The beautiful color plates are by Jay Nichols, the same photographer who took the step-by-step tying photographs in Pop Fleyes, and the casting photos in Casting with Lefty. He has a history with facilitating and producing the very best instructional tomes in our sport. And clearly, Game Changer is the next level of our sport, not just in terms of what we can imitate but the types of fish we can catch.

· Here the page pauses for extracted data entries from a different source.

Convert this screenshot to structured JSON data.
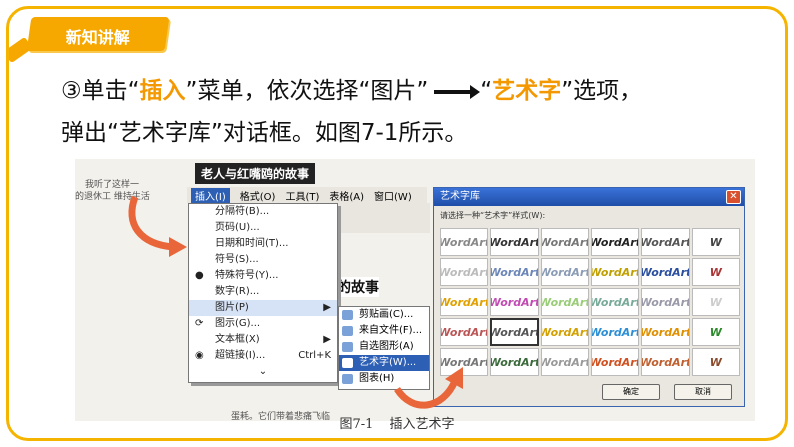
{
  "badge": {
    "label": "新知讲解"
  },
  "instruction": {
    "num": "③",
    "t1": "单击“",
    "insert": "插入",
    "t2": "”菜单，依次选择“图片”",
    "t3": "“",
    "wordart": "艺术字",
    "t4": "”选项，",
    "line2": "弹出“艺术字库”对话框。如图7-1所示。"
  },
  "screenshot": {
    "doc_title": "老人与红嘴鸥的故事",
    "bg_text_1": "我听了这样一",
    "bg_text_2": "的退休工 维持生活",
    "bg_text_3": "蛋耗。它们带着悲痛飞临",
    "story_heading": "的故事",
    "menubar": [
      "插入(I)",
      "格式(O)",
      "工具(T)",
      "表格(A)",
      "窗口(W)"
    ],
    "insert_menu": [
      {
        "label": "分隔符(B)..."
      },
      {
        "label": "页码(U)..."
      },
      {
        "label": "日期和时间(T)..."
      },
      {
        "label": "符号(S)..."
      },
      {
        "label": "特殊符号(Y)..."
      },
      {
        "label": "数字(R)..."
      },
      {
        "label": "图片(P)"
      },
      {
        "label": "图示(G)..."
      },
      {
        "label": "文本框(X)"
      },
      {
        "label": "超链接(I)...",
        "shortcut": "Ctrl+K"
      }
    ],
    "picture_submenu": [
      "剪贴画(C)...",
      "来自文件(F)...",
      "自选图形(A)",
      "艺术字(W)...",
      "图表(H)"
    ],
    "dialog": {
      "title": "艺术字库",
      "close": "✕",
      "prompt": "请选择一种“艺术字”样式(W):",
      "ok": "确定",
      "cancel": "取消",
      "samples": [
        "WordArt",
        "WordArt",
        "WordArt",
        "WordArt",
        "WordArt",
        "W",
        "WordArt",
        "WordArt",
        "WordArt",
        "WordArt",
        "WordArt",
        "W",
        "WordArt",
        "WordArt",
        "WordArt",
        "WordArt",
        "WordArt",
        "W",
        "WordArt",
        "WordArt",
        "WordArt",
        "WordArt",
        "WordArt",
        "W",
        "WordArt",
        "WordArt",
        "WordArt",
        "WordArt",
        "WordArt",
        "W"
      ],
      "sample_colors": [
        "#888",
        "#333",
        "#777",
        "#222",
        "#555",
        "#444",
        "#bbb",
        "#6b86b8",
        "#8a9bb5",
        "#c0a000",
        "#2a4ea0",
        "#a33",
        "#e0a000",
        "#c14bb3",
        "#9c7",
        "#7a9",
        "#99a",
        "#ccc",
        "#b55",
        "#555",
        "#d4a000",
        "#2c8fd6",
        "#e09000",
        "#2a8a2a",
        "#777",
        "#3a6a3a",
        "#999",
        "#d05020",
        "#c06030",
        "#8a4a2a"
      ]
    }
  },
  "caption": {
    "fig": "图7-1",
    "text": "插入艺术字"
  },
  "colors": {
    "accent": "#f39800",
    "frame": "#f5b400"
  }
}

Chocklett’s fly-tying genius and his thoughtful strategies have opened the door to newish species like snakeheads and bowfins, and have made fish like muskies and smallmouths part of the accepted mainstream. His Game Changers have saved many days for me, and many trips. When fishing is slow, try a Game Changer. I’ve learned that when fish are zipped up and sullen, a Game Changer can change their moods. And on those days when you hook a fish every other cast, a Game Changer often catches exponentially larger fish. When little fish are busy eating insects, that’s exactly the right time for a Game Changer.

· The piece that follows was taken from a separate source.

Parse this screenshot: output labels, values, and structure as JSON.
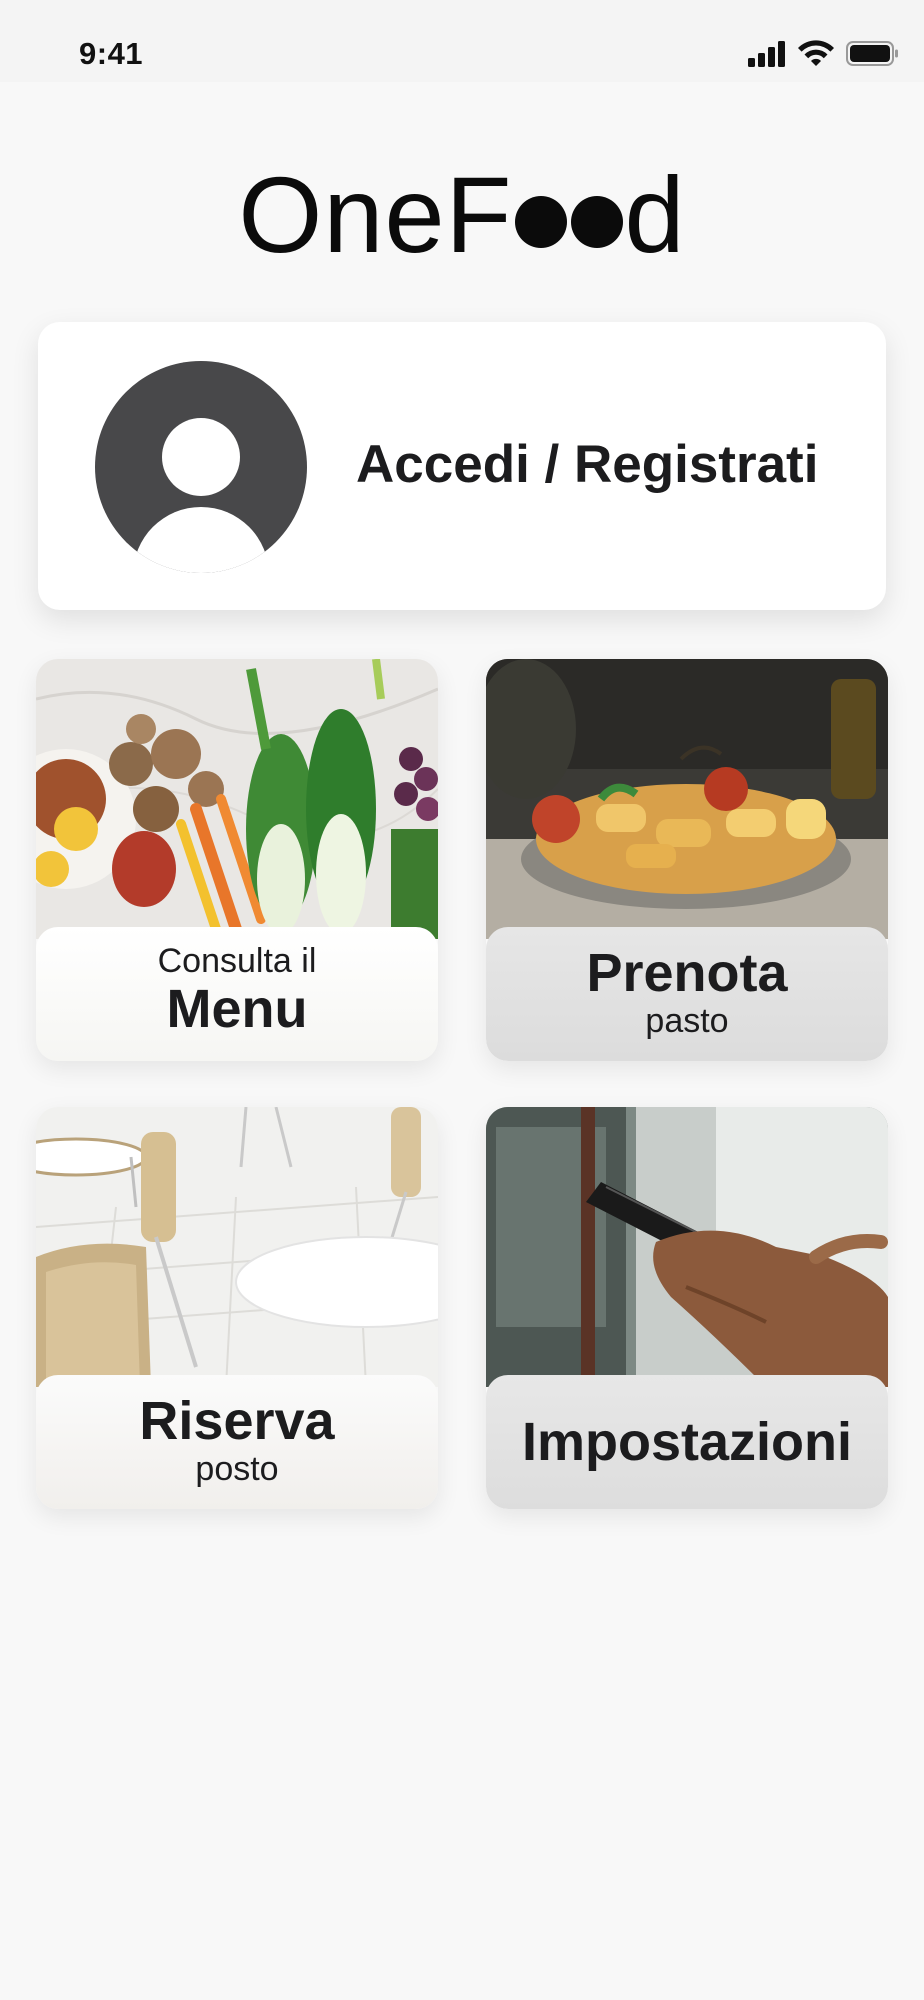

When I was in Mongolia, days of rain and a river of mud ensured no one caught any taimen for many, many days. Chocklett’s flies stayed packed away until the final day, when we were on the last few miles of our trip and we finally gained a few inches of visibility. I tied on a black T-Bone, and caught a 55-inch, 60+-pound taimen. It was the largest taimen ever caught in that watershed.
If I wasn’t a believer before that fish, I certainly was from that day forward. With the publication of this fascinating, comprehensive book on the history and development of this fly series, many more people are about to become believers as well.